I think that the qualitative side of Bayes is super important but don't think we've found a good way to communicate it yet. That's an active area of research, though, and in particular I'd love to hear your thoughts on those four answers.

Comment author: Axion 06 July 2013 03:16:16AM *  0 points [-]

I guess the distinction in my mind is that in a Bayesian approach one enumerates the various hypothesis ahead of time. This is in contrast to coming up with a single hypothesis and then adding in more refined versions based on results. There are trade-offs between the two. Once you get going with a Bayesian approach you are much better protected against bias; however if you are missing some hypothesis from your prior you don't find it.

Here are some specific responses to the 4 answers:

  1. If you have a problem for which it is easy to enumerate the hypotheses, and have statistical data, then Bayes is great. If in addition you have a good prior probability distribution then you have the additional advantage that it is much easier to avoid bias. However if you find you are having to add in new hypotheses as you investigate then I would say you are using a hybrid method.

  2. Even without Bayes one is supposed to specifically look for alternate hypothesis and search for the best answer.
    On the Less Wrong welcome page the link next to the Bayesian link is a reference to the 2 4 6 experiment. I'd say this is an example of a problem poorly suited to Bayesian reasoning. It's not a statistical problem, and it's really hard to enumerate the prior for all rules for a list of 3 numbers ordered by simplicity. There's clearly a problem with confirmation bias, but I would say the thing to do is to step back and do some careful experimentation along traditional lines. Maybe Bayesian reasoning is helpful because it would encourage you to do that?

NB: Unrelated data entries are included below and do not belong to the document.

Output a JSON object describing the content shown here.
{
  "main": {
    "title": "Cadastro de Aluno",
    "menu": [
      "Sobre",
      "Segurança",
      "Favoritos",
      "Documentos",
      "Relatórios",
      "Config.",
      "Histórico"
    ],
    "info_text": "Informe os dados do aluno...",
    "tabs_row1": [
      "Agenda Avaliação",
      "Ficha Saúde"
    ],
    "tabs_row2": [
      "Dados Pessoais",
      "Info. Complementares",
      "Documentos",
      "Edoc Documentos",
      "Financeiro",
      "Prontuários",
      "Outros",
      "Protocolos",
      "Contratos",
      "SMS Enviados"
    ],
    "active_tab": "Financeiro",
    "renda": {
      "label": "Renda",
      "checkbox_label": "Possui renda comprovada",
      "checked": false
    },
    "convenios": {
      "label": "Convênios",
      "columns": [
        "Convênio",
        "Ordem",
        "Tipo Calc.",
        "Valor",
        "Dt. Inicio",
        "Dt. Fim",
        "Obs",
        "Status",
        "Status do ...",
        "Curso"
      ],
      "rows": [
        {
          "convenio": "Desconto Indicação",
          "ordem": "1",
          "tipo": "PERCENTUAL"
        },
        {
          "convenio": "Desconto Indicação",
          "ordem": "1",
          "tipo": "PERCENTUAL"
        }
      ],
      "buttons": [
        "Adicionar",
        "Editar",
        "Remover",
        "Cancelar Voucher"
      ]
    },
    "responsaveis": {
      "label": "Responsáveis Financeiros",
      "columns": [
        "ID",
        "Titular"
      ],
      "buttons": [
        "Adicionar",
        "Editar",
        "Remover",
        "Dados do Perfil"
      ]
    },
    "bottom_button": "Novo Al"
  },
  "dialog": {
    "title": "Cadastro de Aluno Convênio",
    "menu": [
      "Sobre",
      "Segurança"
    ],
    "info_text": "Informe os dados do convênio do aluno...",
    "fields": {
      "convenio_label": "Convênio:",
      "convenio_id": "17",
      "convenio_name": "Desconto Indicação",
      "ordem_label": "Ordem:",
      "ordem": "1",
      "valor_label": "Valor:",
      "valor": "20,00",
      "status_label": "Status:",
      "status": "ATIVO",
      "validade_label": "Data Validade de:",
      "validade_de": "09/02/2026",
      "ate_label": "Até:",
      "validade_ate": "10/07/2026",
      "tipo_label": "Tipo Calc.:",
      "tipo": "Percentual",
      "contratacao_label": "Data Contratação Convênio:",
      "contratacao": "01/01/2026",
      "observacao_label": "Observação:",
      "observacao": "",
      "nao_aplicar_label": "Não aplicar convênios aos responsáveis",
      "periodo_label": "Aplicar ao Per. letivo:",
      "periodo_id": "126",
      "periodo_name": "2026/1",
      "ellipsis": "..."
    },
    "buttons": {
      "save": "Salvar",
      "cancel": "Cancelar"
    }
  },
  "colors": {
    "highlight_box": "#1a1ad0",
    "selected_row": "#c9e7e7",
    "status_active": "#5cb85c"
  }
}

  3. I would agree that a rationalist needs to be exposed to these concepts.

  4. I wonder about this statement the most. It's hard to judge qualitative statements about probabilities. For example, I can say that I had a low prior belief in cryonics, and since reading articles here I have updated and now have a higher probability. I know I had some biases against the idea. However, I still don't agree and it's difficult to tell how much progress I've made in understanding the arguments.

Comment author: Axion 03 July 2013 03:05:50AM 11 points [-]

Hi Less Wrong. I found a link to this site a year or so ago and have been lurking off and on since. However, I've self identified as a rationalist since around junior high school. My parents weren't religious and I was good at math and science, so it was natural to me to look to science and logic to solve everything. Many years later I realize that this is harder than I hoped.

Anyway, I've read many of the sequences and posts, generally agreeing and finding many interesting thoughts. It's fun reading about zombies and Newcomb's problem and the like.

I guess this sounds heretical, but I don't understand why Bayes theorem is placed on such a pedestal here. I understand Bayesian statistics, intuitively and also technically. Bayesian statistics is great for a lot of problems, but I don't see it as always superior to thinking inspired by the traditional scientific method. More specifically, I would say that coming up with a prior distribution and updating can easily be harder than the problem at hand.

I assume the point is that there is more to what is considered Bayesian thinking than Bayes theorem and Bayesian statistics, and I've reread some of the articles with the idea of trying to pin that down, but I've found that difficult. The closest I've come is that examining what your priors are helps you to keep an open mind.